- The Washington Times - Friday, January 4, 2008

Well, obviously a good night was not had by all, but Iowa can finally retreat once more into the shadows of the cornfield. All that’s left is the usual chorus demanding something better than a slog through snow, ice and apathy.

Iowa, so the chorus goes, is not “representative” of the nation, and of course it isn’t. But neither is New Hampshire, next stop on the vaudeville circuit.

There aren’t many Hispanics, legal or otherwise, in Iowa or New Hampshire, nor enough blacks to suit the pundits. Nor enough gays, but too many evangelical Christians, and more than enough old wives to tell tales on Rudy Giuliani. There aren’t enough Mormons to please Mitt Romney or enough Baptists to satisfy Mike Huckabee. Only a semi-vast population of white folks stretches across the fallow cornfields like an endless blanket of snow. But white folks are not in fashion this season.

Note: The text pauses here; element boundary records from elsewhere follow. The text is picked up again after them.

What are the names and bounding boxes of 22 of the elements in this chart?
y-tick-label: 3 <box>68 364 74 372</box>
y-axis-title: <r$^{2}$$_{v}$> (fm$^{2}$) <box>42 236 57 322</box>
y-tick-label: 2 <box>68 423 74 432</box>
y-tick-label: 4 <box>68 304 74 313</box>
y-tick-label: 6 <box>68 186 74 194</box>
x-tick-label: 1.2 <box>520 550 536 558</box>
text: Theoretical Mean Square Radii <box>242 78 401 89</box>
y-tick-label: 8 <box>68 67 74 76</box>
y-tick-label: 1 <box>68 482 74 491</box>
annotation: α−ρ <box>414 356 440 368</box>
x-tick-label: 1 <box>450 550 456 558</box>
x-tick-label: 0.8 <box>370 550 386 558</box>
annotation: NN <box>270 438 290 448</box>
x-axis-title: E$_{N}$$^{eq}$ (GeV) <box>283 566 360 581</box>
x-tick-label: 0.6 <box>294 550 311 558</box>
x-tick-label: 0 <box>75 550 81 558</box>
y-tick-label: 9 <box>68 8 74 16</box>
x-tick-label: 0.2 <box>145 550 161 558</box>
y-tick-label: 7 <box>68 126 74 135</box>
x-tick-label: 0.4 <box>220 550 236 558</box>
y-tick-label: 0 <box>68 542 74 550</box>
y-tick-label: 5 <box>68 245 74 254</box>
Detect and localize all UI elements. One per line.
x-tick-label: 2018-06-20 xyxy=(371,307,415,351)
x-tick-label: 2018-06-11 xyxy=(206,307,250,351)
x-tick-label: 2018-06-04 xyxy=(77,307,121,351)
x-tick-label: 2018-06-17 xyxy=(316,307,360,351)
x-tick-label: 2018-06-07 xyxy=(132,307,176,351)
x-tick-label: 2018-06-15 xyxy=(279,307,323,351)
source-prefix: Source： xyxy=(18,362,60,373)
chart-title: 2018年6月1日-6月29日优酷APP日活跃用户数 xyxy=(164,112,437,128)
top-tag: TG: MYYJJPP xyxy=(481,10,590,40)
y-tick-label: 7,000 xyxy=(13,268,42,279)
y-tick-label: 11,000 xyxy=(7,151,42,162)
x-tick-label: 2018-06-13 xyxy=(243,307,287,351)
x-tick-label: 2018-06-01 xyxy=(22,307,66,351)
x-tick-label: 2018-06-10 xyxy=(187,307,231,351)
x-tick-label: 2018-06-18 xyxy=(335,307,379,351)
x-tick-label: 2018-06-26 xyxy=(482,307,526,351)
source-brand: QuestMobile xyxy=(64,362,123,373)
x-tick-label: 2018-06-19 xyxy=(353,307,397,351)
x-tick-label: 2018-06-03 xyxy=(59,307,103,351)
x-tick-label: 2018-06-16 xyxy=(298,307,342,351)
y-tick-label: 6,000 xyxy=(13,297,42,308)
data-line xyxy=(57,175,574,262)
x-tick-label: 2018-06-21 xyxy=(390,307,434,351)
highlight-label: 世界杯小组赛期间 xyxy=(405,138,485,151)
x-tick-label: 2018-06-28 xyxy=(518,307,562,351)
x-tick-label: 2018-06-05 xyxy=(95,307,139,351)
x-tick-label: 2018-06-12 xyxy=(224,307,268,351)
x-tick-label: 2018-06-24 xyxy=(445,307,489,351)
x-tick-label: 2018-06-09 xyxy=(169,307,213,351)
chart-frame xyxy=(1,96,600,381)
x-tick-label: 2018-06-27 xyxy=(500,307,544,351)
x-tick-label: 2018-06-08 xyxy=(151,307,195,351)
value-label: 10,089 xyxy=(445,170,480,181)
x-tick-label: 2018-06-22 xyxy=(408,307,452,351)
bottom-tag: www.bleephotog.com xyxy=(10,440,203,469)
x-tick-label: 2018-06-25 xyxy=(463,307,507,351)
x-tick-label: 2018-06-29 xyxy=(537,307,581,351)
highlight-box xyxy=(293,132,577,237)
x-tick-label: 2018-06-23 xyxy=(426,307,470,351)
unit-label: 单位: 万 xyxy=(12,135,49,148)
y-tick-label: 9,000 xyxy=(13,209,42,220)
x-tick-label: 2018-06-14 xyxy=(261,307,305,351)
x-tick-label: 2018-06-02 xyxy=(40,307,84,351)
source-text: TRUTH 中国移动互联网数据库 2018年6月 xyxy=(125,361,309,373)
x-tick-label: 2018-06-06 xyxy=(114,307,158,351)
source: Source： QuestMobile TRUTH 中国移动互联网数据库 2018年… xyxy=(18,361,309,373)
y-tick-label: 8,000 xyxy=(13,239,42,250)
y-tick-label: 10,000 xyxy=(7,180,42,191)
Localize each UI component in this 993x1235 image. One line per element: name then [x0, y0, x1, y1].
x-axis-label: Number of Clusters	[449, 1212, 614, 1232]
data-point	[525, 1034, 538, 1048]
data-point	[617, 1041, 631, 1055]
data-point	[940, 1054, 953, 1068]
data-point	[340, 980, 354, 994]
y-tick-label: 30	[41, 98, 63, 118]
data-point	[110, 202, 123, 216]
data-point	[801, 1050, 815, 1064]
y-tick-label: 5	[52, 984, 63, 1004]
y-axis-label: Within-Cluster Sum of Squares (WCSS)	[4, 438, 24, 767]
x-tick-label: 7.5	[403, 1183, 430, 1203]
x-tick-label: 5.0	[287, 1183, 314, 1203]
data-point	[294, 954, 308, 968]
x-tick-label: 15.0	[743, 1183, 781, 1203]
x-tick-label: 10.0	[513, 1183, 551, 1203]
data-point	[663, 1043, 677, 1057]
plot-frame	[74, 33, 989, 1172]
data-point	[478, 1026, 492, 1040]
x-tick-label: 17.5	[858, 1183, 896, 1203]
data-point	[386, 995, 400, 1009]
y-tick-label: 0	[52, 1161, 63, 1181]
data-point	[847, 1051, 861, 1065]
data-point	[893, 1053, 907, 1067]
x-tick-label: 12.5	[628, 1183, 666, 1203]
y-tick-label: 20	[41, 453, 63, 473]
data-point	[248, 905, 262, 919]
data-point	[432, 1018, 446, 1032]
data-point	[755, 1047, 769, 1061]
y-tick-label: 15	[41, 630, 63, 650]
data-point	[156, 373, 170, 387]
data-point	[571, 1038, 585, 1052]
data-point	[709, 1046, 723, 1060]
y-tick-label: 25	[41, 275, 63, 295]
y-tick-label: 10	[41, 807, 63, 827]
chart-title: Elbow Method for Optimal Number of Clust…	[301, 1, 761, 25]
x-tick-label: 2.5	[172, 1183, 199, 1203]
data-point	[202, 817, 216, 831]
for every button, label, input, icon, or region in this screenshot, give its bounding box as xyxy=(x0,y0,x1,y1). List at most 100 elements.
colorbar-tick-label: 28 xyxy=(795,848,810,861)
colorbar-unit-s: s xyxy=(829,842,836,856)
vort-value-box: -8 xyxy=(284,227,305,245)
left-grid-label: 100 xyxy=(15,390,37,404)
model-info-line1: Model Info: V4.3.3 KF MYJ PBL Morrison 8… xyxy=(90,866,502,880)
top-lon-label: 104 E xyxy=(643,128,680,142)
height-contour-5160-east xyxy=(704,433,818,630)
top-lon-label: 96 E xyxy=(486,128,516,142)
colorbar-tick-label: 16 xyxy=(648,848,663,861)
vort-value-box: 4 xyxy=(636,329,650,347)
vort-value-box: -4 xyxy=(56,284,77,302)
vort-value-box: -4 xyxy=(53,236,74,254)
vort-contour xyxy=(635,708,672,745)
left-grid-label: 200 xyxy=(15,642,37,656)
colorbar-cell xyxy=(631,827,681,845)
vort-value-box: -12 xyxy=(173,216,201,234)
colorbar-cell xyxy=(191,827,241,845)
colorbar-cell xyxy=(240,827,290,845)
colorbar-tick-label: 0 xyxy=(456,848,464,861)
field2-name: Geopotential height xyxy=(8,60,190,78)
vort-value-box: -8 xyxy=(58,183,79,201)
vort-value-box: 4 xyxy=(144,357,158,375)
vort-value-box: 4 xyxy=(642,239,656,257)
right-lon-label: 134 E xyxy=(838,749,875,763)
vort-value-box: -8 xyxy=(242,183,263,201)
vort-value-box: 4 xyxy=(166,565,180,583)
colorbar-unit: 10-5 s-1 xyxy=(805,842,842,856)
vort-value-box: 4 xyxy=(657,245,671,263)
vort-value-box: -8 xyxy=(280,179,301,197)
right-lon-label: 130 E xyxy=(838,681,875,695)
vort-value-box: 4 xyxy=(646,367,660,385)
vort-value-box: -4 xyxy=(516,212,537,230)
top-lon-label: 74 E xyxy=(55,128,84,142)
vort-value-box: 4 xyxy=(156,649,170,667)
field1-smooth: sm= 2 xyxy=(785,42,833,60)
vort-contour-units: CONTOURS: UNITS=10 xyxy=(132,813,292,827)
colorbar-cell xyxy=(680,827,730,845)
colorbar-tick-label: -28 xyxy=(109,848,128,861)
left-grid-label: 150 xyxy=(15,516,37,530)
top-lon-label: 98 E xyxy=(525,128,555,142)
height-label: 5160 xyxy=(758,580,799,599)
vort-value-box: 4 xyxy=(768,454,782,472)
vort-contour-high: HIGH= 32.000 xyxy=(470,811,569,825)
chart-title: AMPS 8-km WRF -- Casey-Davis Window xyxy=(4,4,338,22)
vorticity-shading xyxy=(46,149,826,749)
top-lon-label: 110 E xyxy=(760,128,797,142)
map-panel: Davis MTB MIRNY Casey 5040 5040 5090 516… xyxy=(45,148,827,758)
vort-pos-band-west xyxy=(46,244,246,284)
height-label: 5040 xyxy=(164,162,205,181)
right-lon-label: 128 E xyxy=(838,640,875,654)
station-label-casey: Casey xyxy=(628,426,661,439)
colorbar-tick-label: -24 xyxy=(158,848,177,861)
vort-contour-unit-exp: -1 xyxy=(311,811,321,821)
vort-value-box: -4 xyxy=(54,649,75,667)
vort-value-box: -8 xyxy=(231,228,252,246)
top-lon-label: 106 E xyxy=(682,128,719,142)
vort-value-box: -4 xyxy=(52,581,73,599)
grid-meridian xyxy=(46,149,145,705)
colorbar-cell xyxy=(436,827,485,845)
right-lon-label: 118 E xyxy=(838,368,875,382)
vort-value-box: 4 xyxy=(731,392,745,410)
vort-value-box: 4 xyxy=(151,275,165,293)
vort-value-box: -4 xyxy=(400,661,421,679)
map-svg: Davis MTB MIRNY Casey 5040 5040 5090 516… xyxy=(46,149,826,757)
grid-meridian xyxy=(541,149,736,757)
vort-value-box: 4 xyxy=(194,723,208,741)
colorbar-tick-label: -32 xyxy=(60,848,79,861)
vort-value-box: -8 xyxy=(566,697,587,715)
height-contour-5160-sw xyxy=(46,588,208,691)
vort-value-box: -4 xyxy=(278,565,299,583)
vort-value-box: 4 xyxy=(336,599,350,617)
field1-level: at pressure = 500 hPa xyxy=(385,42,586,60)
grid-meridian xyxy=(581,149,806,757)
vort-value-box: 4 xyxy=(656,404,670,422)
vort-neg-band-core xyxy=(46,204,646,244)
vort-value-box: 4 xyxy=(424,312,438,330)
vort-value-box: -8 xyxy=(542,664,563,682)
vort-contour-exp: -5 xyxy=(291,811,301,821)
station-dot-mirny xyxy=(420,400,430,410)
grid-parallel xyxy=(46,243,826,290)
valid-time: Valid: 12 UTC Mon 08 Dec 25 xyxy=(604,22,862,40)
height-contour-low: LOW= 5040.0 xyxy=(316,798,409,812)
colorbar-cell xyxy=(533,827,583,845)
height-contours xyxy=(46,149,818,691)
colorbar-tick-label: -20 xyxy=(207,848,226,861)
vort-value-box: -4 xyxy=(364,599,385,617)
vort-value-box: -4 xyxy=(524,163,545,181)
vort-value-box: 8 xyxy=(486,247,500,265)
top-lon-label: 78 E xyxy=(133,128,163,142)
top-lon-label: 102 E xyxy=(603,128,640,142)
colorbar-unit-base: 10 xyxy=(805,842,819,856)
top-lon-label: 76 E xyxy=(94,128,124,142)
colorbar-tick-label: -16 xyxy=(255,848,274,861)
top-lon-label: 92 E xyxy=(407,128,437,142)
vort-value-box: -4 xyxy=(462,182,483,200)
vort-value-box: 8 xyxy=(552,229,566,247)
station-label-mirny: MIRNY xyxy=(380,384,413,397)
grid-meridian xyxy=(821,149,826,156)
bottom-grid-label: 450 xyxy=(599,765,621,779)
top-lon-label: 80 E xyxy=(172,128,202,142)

This frustrates the political scientists, ever ready with a pithy quote to state the obvious. It’s good news for reporters, consultants, pollsters, advertising salesmen and others ever ready to poke a stick in the fire, just to stretch out the process. The public, concerned with more important things — Britney Spears, her naughty sister, the NFL playoffs and the latest dispatches from the Hollywood divorce courts — appears to be bored as usual, waiting for October. Fixing all this would be easy, but it’s never going to happen.

We could dump the caucuses and primaries, which have given us candidates like George McGovern, Michael Dukakis, John-Francois Kerry and Bob Dole, and even a president like Jimmy Carter. The old system, of hard-eyed pols, some of them hacks, taking their cigars and bourbon and retiring to hotel suites to settle on the candidates, actually worked pretty well. The conventions produced respectable candidates and entertained everyone, even those who stayed home and listened to the radio. The smoke-filled room, much derided in civics textbooks, nevertheless produced, for starters, the likes of Lincoln, the two Roosevelts and Harry S. Truman.

We were a more robust country then, and there was never a more riotous convention, or one with a more lasting result, than the Republican convention in Chicago in 1860. Abraham Lincoln, a lawyer for the Illinois Central Railroad, prevailed on his client to dispatch trains to collect delegates, and as the trains rumbled through the Midwest, the Lincoln men lived up to the letter of the word “party,” consuming thousands of cigars and gallons of booze. Passionate if not always politic, they threw competing delegates off the train. Nobody was offended. Many were angry and spoiling for a fight, but nobody thought to engage a lawyer to exact revenge. Lincoln, prevailing in the fog of smoke and abundant spirits, thus showed his mettle. We couldn’t have had the Civil War without what the delegates wrought in Chicago.

Almost as portentous was the Democratic convention in 1944 in Chicago, the only sensible place to hold a convention in the days when conventions actually meant something. FDR was on his way to the coronation of a fourth term, and threw open the choice of a candidate for vice president because he wanted Henry Wallace dumped but didn’t want to do it himself. Wallace would have been a likely choice of the Democratic left of our own times. The Democratic “center,” as defined at the party’s high tide, wanted Jimmy Byrnes of South Carolina. The grubby left insisted on Wallace, or William O. Douglas, the leftmost justice of the Supreme Court. The smoke-filled room at the Blackstone Hotel at length produced Harry Truman, the grandson of a Confederate soldier from Missouri. He was Southern enough and liberal enough, and his uncommon common sense would eventually make him an icon for nearly everyone. He wouldn’t have a chance in a Democratic primary today. Of course that’s only conventional wisdom.

Wesley Pruden is editor in chief of The Times.